A situação deixou operadores de maquininhas cobrando repasses de vendas feitas com cartões emitidos pelo banco, o que gerou pressão de caixa para estabelecimentos e trouxe à tona falhas na cadeia de pagamentos. O episódio expõe a vulnerabilidade de comerciantes frente a rupturas em instituições digitais e reforça a necessidade de mecanismos que protejam o fluxo de recebíveis.

Em novembro, o Banco Central editou norma que atribui às bandeiras papel central na gestão de regras e riscos do sistema, exigindo a submissão de regulamentos internos ao regulador.
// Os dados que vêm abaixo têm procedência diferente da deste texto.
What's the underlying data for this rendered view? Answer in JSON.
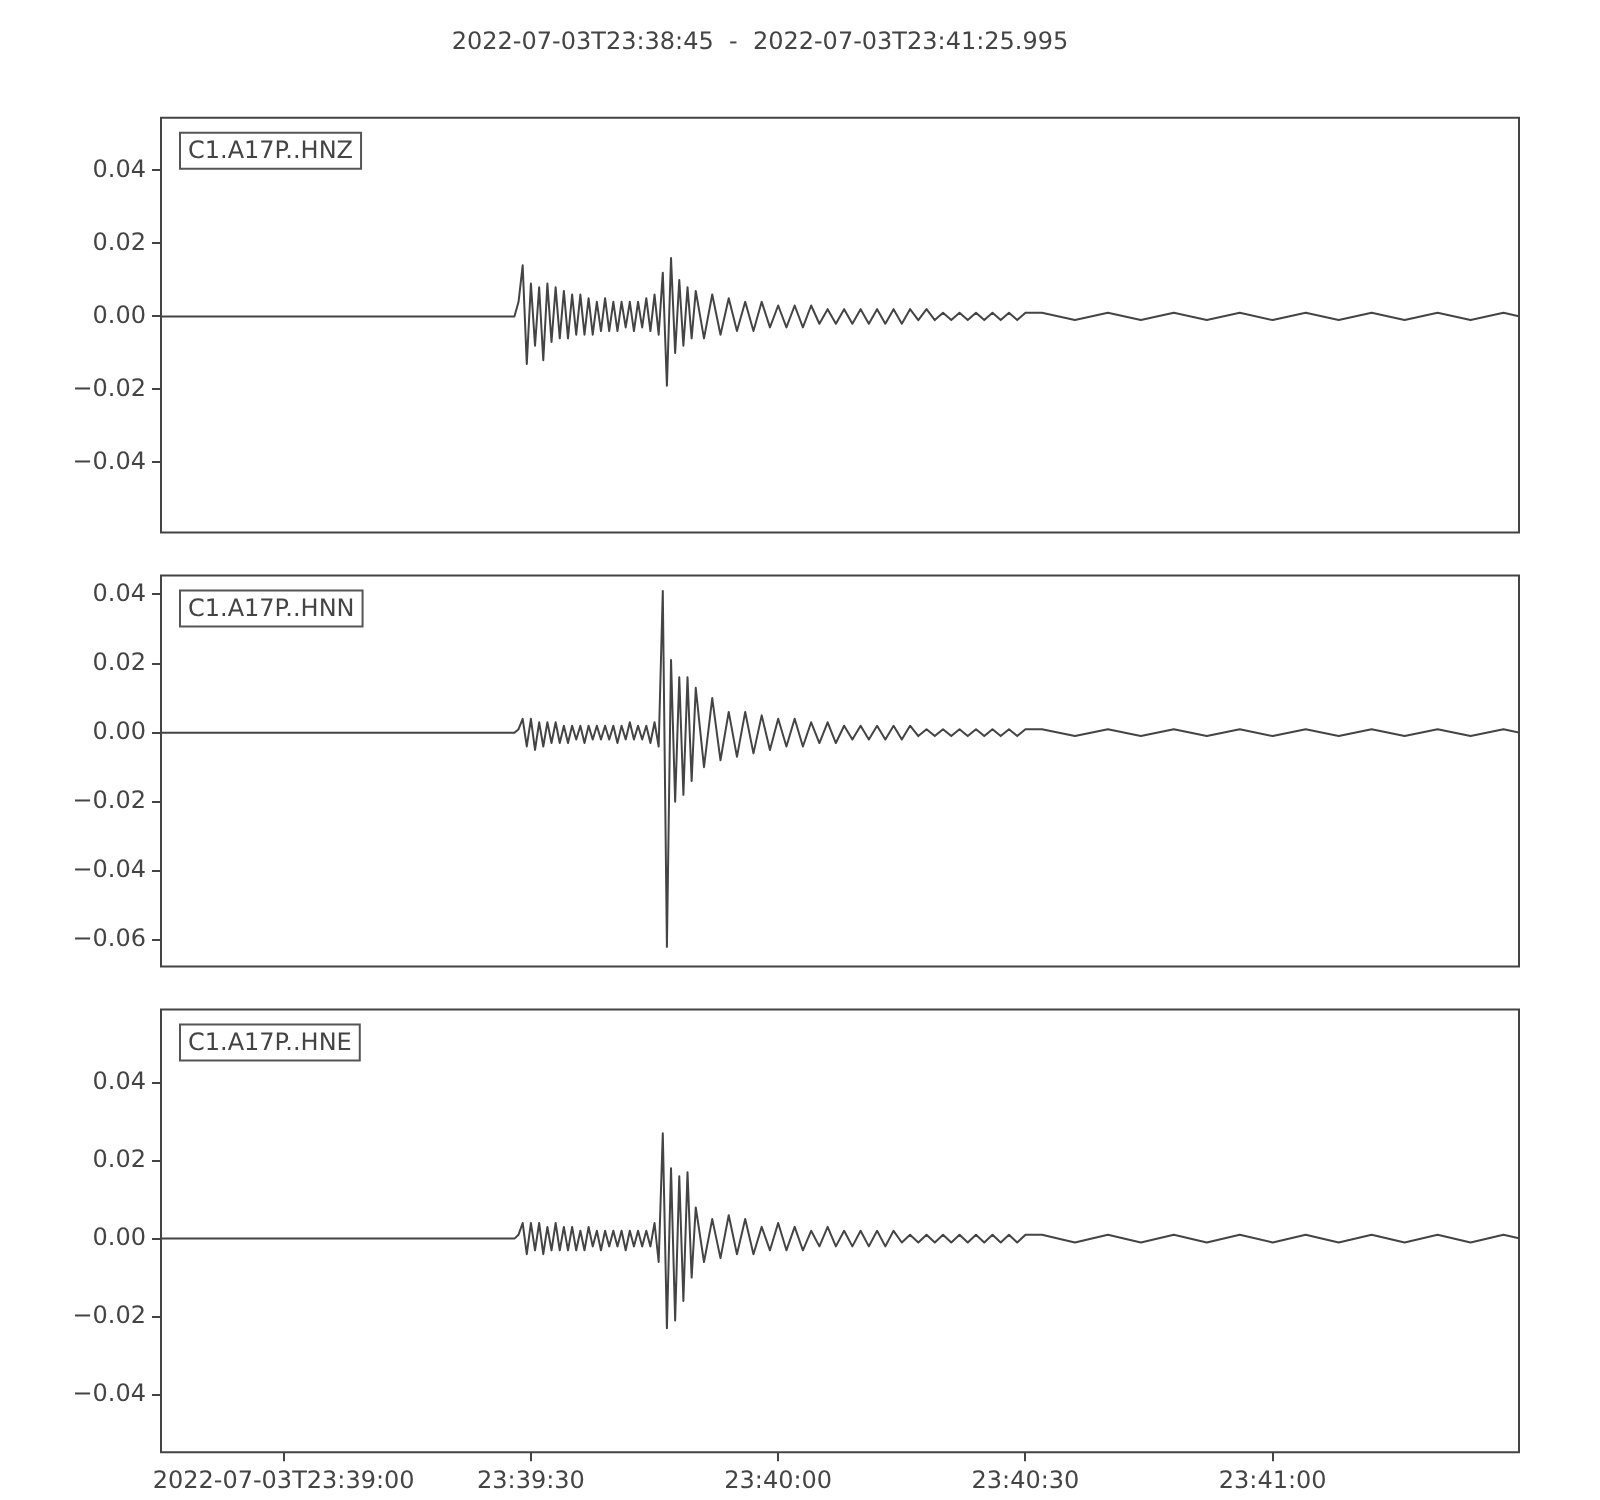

Para a Abecs, esse avanço regulatório é bem-vindo, mas ocorre simultaneamente a eventos que complicam a adaptação da indústria e exigem coordenação entre players e autoridades.

Além da questão do Will Bank, a entidade mencionou reclamações sobre retenção de recursos da EntrePay e informou participação em negociações sobre um programa de redução do endividamento. Por fim, o setor diz ter caminho para integrar operadores de cartões ao Open Finance via ITP, com solução esperada nos próximos 30 a 60 dias — etapa que pode reduzir riscos operacionais se executada com clareza regulatória.